Franklin junior pitcher Jordan Eades is a big reason the No. 6 Indians are 18-0 and headed into tonight's Baltimore County softball championship. A right-hander with a strong array of pitches, Eades (17-0) has thrown five no-hitters this spring and allowed only six earned runs with an ERA of 0.42 and 182 strikeouts. She also bats .603 and has driven in 25 runs and hit five home runs. Last season, she led the Indians to the Class 3A state semifinal, where they fell to Northeast, 4-0. She has a 3.0 grade point average and is considering becoming a lawyer with a concentration on family law.
How did you get started in softball?
My mom actually got me started. I started four years ago. She wanted me to start playing when I was younger, but I was a real girly girl and I didn't have any interest in it, but when I started I loved it.
How much time do you spend trying to perfect your pitches?
I play summer ball for the Lady Orioles and we work out at least three times a week, and my stepfather helps me practice. He keeps me out there until I get it right, but he loves it and I'm happy to have him. If I don't pitch at practice for high school, he always takes me out, and I have pitching lessons with [pitching coach] Al Sheridan on Sundays.
I have a fastball, a changeup, a rise, a drop, a curve and a screwball.
Which is your newest pitch?
My rise is. That's the one I started with last, but I think my most difficult pitch is the screwball. It's just something about the way you spin it that I really can't get. My favorite pitch is the curveball. I like how it breaks.
I usually throw it when I have two strikes on them and they're catching up to my fastball to throw them off a little bit.
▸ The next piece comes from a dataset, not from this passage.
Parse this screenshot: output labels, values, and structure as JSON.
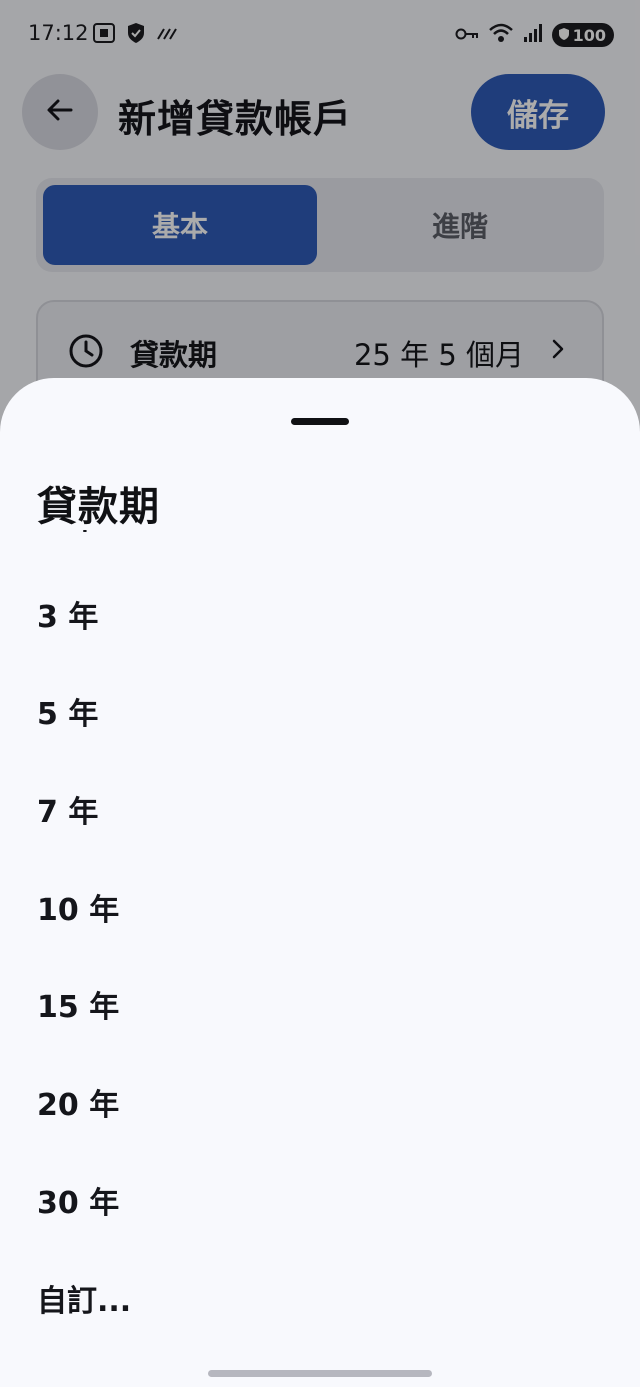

I sometimes throw it as a first-pitch strike, because when I'm warming up, I'll throw fastballs or I'll throw them to the batter that's up before, then it'll catch them off guard. You have all these pitches and you know the basics.
How do you improve now?
I should improve more on my spin and trying to get more speed. I work with a weighted ball - it's a 9-ounce ball - to try to build up more speed. At practice, I just work on my spins up close with my catcher.
How important is your catcher, Nicole Snee?
She's very important, because if you don't have a quality catcher it doesn't make you look good and she might not catch the ball. We have a lot of chemistry. She's one of my best friends. We always help each other out.
Tell me about the experience of playing in the state semifinals last year?
It was a great experience. It showed us what we needed to work on. Our weakness was that some of us couldn't hit. That was the only downfall of that game. My pitching could have been a little bit better, but I think it was pretty good. We weren't very intense that game either.